Equity distribution is a topic that startups cannot avoid. If it is not handled well, it may cause internal conflicts and affect the future development of the company. If the equity is divided equally and everyone enjoys the same shares, it seems fair, but in fact it will dissatisfy the partners who have many resources and connections, and it will create a hidden danger. In fact, the ultimate goal of equity allocation is to make participants feel that their efforts have been rewarded and they are willing to take risks.
When making equity allocations, there are several sets of balances to consider. The first is the balance within the company, including the balance between the contributions and equity of company members, and the balance between the risks borne by employees and equity; the second is the balance between the company and investors, including whether the input and output of investors are balanced, and whether investors and the company are balanced. Whether the equity structure is balanced; the last is the balance of each financing stage, which mainly refers to whether the equity allocation has reserved a part of equity for future financing.
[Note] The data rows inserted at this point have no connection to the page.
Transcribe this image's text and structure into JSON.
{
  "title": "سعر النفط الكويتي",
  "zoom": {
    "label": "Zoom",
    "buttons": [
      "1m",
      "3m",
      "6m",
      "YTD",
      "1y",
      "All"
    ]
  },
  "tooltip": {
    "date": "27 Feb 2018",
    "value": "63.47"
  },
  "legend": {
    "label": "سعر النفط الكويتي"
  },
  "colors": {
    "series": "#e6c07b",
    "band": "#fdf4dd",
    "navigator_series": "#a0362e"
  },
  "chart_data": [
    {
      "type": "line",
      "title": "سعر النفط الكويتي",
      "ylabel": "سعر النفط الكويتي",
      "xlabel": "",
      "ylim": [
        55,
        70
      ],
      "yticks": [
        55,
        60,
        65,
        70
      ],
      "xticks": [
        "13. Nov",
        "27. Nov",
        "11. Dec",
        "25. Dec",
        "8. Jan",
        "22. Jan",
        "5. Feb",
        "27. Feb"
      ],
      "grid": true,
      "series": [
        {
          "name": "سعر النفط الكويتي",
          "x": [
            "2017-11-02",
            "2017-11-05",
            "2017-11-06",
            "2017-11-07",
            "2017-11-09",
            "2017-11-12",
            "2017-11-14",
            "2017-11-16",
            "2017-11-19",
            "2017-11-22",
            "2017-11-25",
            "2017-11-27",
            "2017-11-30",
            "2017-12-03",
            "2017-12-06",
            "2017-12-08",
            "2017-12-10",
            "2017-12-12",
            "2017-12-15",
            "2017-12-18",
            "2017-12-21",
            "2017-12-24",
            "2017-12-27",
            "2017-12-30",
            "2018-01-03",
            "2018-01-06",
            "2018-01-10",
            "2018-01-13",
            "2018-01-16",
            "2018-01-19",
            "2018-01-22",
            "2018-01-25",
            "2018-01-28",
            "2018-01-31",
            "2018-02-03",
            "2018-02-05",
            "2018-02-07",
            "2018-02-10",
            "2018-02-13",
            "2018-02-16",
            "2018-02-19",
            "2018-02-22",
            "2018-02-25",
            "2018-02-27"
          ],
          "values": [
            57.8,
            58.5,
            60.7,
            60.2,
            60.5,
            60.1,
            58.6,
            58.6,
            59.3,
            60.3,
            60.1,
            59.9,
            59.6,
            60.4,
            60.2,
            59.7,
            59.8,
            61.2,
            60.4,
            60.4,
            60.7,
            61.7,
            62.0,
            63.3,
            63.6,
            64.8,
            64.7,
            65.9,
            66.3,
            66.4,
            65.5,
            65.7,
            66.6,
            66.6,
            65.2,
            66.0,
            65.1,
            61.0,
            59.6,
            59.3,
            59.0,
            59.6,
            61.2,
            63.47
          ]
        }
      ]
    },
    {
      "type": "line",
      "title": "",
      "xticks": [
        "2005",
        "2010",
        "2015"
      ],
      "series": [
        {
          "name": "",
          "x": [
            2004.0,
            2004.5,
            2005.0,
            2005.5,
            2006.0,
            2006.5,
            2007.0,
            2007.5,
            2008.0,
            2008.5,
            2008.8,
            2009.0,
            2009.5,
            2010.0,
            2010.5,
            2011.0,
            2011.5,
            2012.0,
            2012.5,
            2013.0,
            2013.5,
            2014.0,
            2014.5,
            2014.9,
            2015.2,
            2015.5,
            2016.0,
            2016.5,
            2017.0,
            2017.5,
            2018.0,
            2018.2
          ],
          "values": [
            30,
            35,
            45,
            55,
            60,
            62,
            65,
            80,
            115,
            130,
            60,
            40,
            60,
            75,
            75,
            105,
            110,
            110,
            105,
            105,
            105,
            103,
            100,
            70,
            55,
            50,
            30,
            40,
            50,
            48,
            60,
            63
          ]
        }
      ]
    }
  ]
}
On this basis, we need to consider how to be fair and reasonable in the distribution process, which is conducive to the development of the company. To sum up, we need to pay attention to the following points:
First, pay attention to the issue of investment. When allocating equity, whoever invests more should get more shares. To give a simple example, if the founder devotes himself wholeheartedly to the company and devotes time, money, connections, etc., while other members of the company only work part-time in the company, then more shares should be allocated to the founder.
Second, pay attention to the issue of contribution. Each team member of a start-up company will play a certain role in the company based on his technical level and talents. When allocating equity, one must consider each person's role in the company's future development. The greater the role, of course the equity allocated will increase accordingly. On the other hand, if a team member invests key funds in the company, his contribution should also be considered when allocating equity.
Third, pay attention to the issue of control. In the future development of the company, financing is inevitable, and financing will not only change the company's development, but also have an impact on the company's equity structure, and even the transfer of control rights. If entrepreneurs don't want their shares to be diluted too much, they need to consider this issue when they first start allocating equity, reserve a portion of equity for subsequent financing, and set up an option pool.